1. Reduced Prenatal Weight Gain and/or Augmented Postnatal Weight Gain Precedes Polycystic Ovary Syndrome in Adolescent Girls
- Author
-
de Sousa-Malpique RM, de Zegher F, Reinehr, T, Darendeliler, F, López-Bermejo A, and Ibañez-Toda L
- Subjects
endocrine system diseases ,nutritional and metabolic diseases ,female genital diseases and pregnancy complications - Abstract
OBJECTIVE: Hepato-visceral fat excess is a feature of polycystic ovary syndrome (PCOS). Risk factors for such excess include low prenatal weight gain and high postnatal weight gain. This study examined whether adolescent PCOS was preceded by a relatively low birth weight and/or a relatively high BMI at diagnosis.
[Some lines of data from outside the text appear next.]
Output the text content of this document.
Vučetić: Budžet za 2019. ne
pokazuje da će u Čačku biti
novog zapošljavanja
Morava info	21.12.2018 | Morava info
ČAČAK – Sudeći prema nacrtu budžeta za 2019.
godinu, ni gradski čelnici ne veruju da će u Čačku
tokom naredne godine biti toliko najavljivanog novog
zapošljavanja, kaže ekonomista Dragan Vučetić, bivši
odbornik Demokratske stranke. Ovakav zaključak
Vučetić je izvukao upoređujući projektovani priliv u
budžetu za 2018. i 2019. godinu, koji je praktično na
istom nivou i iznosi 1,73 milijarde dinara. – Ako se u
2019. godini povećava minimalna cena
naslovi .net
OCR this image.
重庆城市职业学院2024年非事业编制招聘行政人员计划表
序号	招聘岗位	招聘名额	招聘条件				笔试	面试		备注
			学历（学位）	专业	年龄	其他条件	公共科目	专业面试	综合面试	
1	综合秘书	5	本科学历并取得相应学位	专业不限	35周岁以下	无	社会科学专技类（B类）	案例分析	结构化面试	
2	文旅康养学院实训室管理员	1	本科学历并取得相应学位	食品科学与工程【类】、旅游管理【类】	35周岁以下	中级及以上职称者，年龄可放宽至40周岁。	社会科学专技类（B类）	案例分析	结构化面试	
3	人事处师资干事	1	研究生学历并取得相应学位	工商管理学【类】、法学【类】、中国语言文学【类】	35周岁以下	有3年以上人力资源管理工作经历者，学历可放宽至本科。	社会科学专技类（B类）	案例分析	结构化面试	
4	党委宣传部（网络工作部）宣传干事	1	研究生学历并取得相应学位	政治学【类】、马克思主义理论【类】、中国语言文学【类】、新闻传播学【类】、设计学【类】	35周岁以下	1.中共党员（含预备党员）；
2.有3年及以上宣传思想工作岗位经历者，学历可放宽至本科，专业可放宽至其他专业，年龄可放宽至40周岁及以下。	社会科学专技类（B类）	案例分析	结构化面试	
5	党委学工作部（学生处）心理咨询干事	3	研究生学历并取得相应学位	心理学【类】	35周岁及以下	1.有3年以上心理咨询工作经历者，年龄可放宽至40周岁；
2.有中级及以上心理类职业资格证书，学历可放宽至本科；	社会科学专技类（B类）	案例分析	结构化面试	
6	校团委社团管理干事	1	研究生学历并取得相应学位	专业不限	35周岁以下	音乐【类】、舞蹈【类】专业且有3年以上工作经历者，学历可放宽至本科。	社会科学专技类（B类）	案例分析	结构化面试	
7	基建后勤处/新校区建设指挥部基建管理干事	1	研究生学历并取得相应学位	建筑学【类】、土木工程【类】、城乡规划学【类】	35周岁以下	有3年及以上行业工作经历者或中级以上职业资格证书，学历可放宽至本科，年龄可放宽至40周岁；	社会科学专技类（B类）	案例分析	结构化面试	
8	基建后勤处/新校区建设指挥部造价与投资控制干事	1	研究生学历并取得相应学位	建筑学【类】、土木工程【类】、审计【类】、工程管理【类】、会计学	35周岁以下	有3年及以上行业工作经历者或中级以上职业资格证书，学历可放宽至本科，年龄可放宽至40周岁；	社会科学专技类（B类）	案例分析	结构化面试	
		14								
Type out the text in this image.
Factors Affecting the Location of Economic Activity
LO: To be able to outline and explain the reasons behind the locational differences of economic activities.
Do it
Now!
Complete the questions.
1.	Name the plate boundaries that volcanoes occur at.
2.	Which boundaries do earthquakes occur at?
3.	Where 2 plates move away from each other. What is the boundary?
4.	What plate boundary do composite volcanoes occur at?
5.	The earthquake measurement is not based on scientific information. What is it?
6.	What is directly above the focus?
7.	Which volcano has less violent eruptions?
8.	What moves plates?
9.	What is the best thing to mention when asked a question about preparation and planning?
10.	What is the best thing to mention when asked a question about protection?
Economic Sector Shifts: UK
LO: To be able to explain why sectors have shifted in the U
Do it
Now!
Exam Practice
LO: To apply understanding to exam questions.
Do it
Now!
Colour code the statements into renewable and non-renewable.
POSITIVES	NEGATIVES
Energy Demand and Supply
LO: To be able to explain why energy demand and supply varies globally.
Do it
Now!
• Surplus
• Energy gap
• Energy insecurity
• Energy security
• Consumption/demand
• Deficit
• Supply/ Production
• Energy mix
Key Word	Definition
METHODS: Study participants included 467 girls with PCOS (298 without obesity and 169 with obesity), diagnosed, respectively, in Spain and Germany; 87 healthy girls were controls. Z scores for weight at birth and BMI at PCOS diagnosis were derived, and their differences were calculated. RESULTS: Spanish girls with PCOS and without obesity and German girls with PCOS and obesity had mean birth weight z scores of -0.7 and 0.0, respectively, and mean BMI z scores of + 0.4 and +2.7, respectively, so that mean z score increments amounted to +1.1 and +2.6 (P < 0.001 vs. controls). CONCLUSIONS: PCOS in adolescent girls was preceded by marked z score increments between weight at birth and BMI at PCOS diagnosis, thus corroborating the notion that PCOS development is driven by a mismatch between prenatal weight gain and postnatal weight gain.